Sometimes we would sneak into the factory after it had closed. There was something exciting about that; I remember feeling a charge, a sense of exhilaration as we chased one another through the rows of dormant machinery. Our footfalls echoed of off the machines’ polished steel before their frantic clatter was captured by brick.
Even then, I knew the factory quite well; but she knew it better. She would duck into some corridor or tiny crawl space, stifling her breath and later her laughter as I ran blindly amongst the factory’s lonesome steel. Over and over, I called her name, with increased urgency as the night wore on; seldom did she choose to reply.
There were nights when she refused to give herself up no matter how loudly I screamed. She snuck silently out the door, into the night and home to bed where I’d find her several hours later, a grin fixed upon her sleeping face, mocking my worry. Though I was relieved to see her buried in linen, I hated her, but by morning my hatred had inevitably dissipated.
She was a mystery to me for as long as I knew her, revealing herself in fits and false starts. The things she chose to reveal were often nothing more than fabrications, lies that rose up, introduced themselves, and ultimately disappeared into the dark depths of whatever textile or stone that lay near.
She told me she was born in Edmonton. She described in detail the hospital where she came into the world as she supposedly revisited the place in her early teens when a first attempt at drinking turned into a stomach pump. She described the nurses and even the patterns of tile in such vivid detail that I was unable to merely entertain the thought that it wasn’t true. I found out later she was born here, not too far from where I grew up; that one especially cut to the quick.
When I called her on it she paused before laughing, saying something like, “Well, you didn’t really believe that, did you? Of course I was born here!” She then went onto something else… can’t remember what, but I’m sure it was equally as captivating, equally as deceitful as the rest of those stories.
She lied about trivial things as well. When I first met her, all she talked about was oysters. She talked about the texture of the things, she claimed to use her tongue to grind them against the roof of her mouth until they’d been pulverized enough to warrant a thin swallow; she claimed never to have used her teeth when eating them. She spoke of preparing their beds, whole underlays of ice on which to rest just a few tiny shells when she had the money to have them shipped in. Though I never liked seafood, I found myself craving it after listening to her lengthy praises.

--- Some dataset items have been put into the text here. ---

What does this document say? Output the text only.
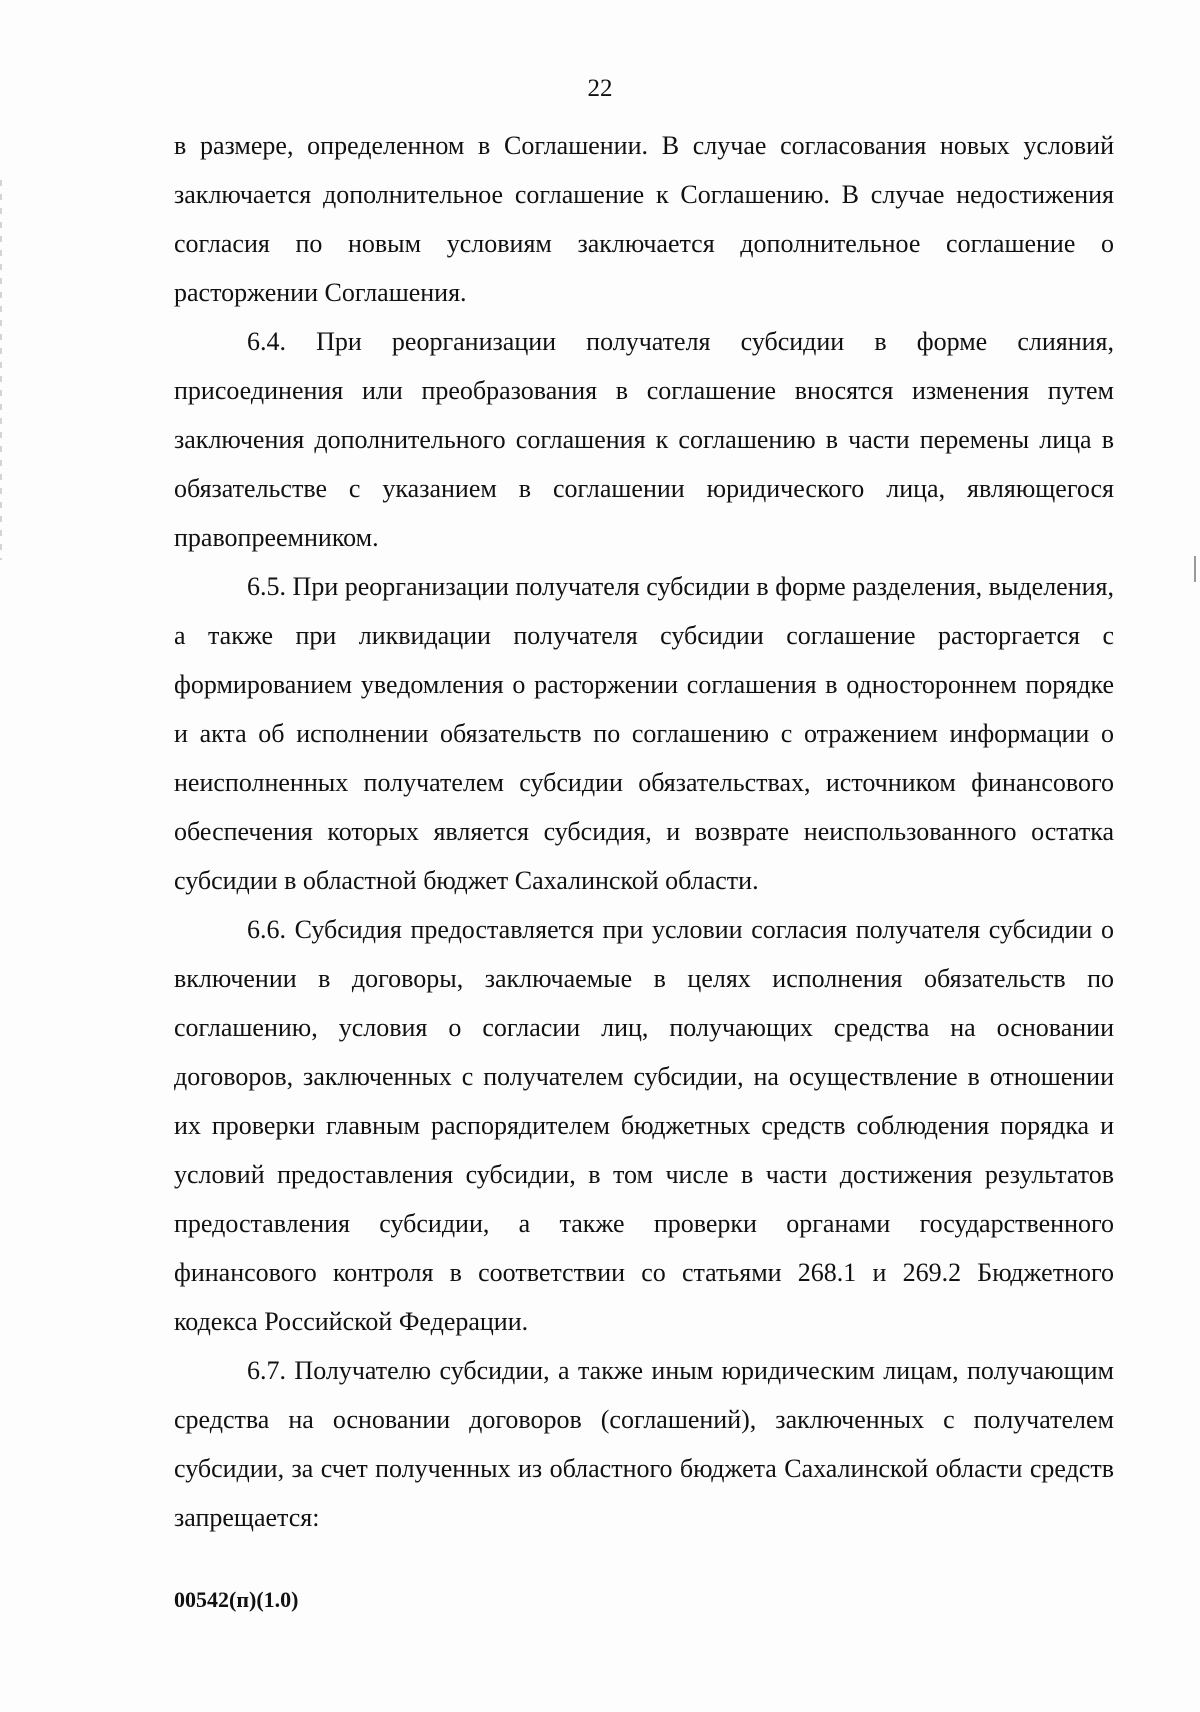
22

в размере, определенном в Соглашении. В случае согласования новых условий заключается дополнительное соглашение к Соглашению. В случае недостижения согласия по новым условиям заключается дополнительное соглашение о расторжении Соглашения.

6.4. При реорганизации получателя субсидии в форме слияния, присоединения или преобразования в соглашение вносятся изменения путем заключения дополнительного соглашения к соглашению в части перемены лица в обязательстве с указанием в соглашении юридического лица, являющегося правопреемником.

6.5. При реорганизации получателя субсидии в форме разделения, выделения, а также при ликвидации получателя субсидии соглашение расторгается с формированием уведомления о расторжении соглашения в одностороннем порядке и акта об исполнении обязательств по соглашению с отражением информации о неисполненных получателем субсидии обязательствах, источником финансового обеспечения которых является субсидия, и возврате неиспользованного остатка субсидии в областной бюджет Сахалинской области.

6.6. Субсидия предоставляется при условии согласия получателя субсидии о включении в договоры, заключаемые в целях исполнения обязательств по соглашению, условия о согласии лиц, получающих средства на основании договоров, заключенных с получателем субсидии, на осуществление в отношении их проверки главным распорядителем бюджетных средств соблюдения порядка и условий предоставления субсидии, в том числе в части достижения результатов предоставления субсидии, а также проверки органами государственного финансового контроля в соответствии со статьями 268.1 и 269.2 Бюджетного кодекса Российской Федерации.

6.7. Получателю субсидии, а также иным юридическим лицам, получающим средства на основании договоров (соглашений), заключенных с получателем субсидии, за счет полученных из областного бюджета Сахалинской области средств запрещается:

00542(п)(1.0)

And so for her 34th birthday, I spared no expense in having some raw oysters shipped in from the West Coast. They were caught in the early morning hours of August 16th and arrived at my flat just after four of the same day. I remember how foreign they looked to me at the time though I’d been researching them for months prior to their delivery.
Their beds of ice were prepared by the time I hauled their noisy styrofoam casket into the kitchen. I used a paring knife to open the plasticized nets in which they came, pouring them out one by one checking for open shells as they fell; all were alive and well, ready to eat.

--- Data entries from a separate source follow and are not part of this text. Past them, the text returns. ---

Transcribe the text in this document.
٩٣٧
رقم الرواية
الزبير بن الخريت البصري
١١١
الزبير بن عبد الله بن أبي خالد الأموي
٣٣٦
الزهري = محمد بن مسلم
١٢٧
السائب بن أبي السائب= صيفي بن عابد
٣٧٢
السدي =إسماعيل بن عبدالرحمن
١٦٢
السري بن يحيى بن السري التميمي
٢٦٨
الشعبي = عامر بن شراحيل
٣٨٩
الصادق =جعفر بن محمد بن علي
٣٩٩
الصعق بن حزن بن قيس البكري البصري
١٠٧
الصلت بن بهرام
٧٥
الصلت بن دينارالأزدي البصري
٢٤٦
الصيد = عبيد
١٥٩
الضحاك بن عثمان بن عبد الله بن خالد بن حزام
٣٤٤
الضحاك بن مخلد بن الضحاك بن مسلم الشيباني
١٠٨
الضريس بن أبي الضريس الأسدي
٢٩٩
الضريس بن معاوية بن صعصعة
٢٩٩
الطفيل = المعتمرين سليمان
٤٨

By the time she arrived, my entire kitchen table was prepared with the strange fruit of the sea. Also, three varieties of hot sauce, a bowl of pre-cut lemons, a home-made offering of horse radish and every other side you could possibly imagine. The card made for her that year was in the shape of an oyster. It read, quite simply: “I’ve heard shellfish make you horny, hope it’s true. Happy 34th. With love… Evan”.
Candles were lit, and flickered to the frantic rhythms of a jazz music she supposedly held so dear. Her heels announced her arrival well before she knocked on my door, which I opened before she’d finished… a rose was cradled on my bottom incisors, and I passed it off to her with a kiss as she entered the threshold of my apartment. Everything was perfect; I’d planned it as such, but as she spit the rose from her teeth to her expectant left hand, I knew it was all wrong.

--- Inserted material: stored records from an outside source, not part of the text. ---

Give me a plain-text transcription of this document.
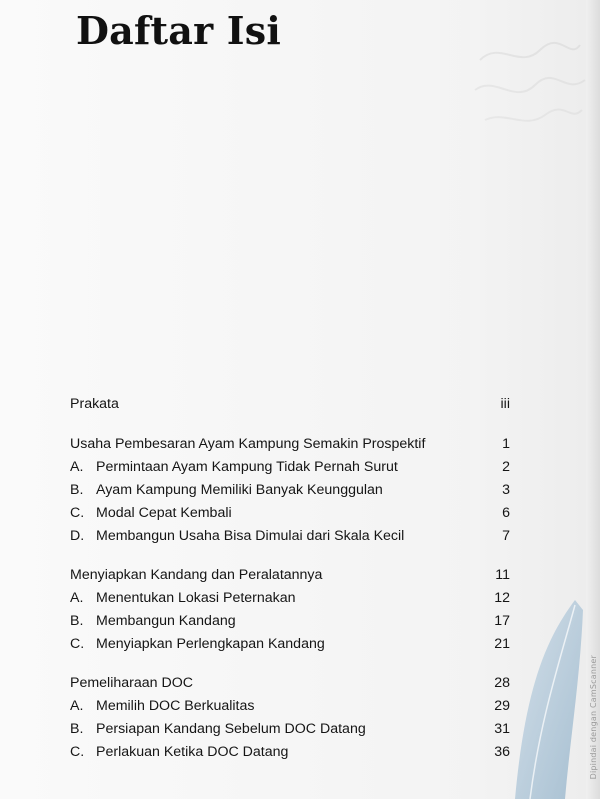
Dipindai dengan CamScanner
Daftar Isi
Prakata	iii
Usaha Pembesaran Ayam Kampung Semakin Prospektif	1
A. Permintaan Ayam Kampung Tidak Pernah Surut	2
B. Ayam Kampung Memiliki Banyak Keunggulan	3
C. Modal Cepat Kembali	6
D. Membangun Usaha Bisa Dimulai dari Skala Kecil	7
Menyiapkan Kandang dan Peralatannya	11
A. Menentukan Lokasi Peternakan	12
B. Membangun Kandang	17
C. Menyiapkan Perlengkapan Kandang	21
Pemeliharaan DOC	28
A. Memilih DOC Berkualitas	29
B. Persiapan Kandang Sebelum DOC Datang	31
C. Perlakuan Ketika DOC Datang	36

“I’m so sorry, Evan. You’ve obviously put a lot of thought into this, but I’m just not feeling oysters tonight. Let’s save the wine for later, and get a burger and a beer downtown. Whatdya think? Maybe we could call some people an have a bit of a get together?”
I obliged. I didn’t even take the time to rescue the oysters from their icy fate. Instead, I hid the card, grabbed my jacket and phoned a cab to take us downtown to our usual haunt. I smiled, but I felt like shit. I’d of tried to get used to it, if only I knew back then. I didn’t.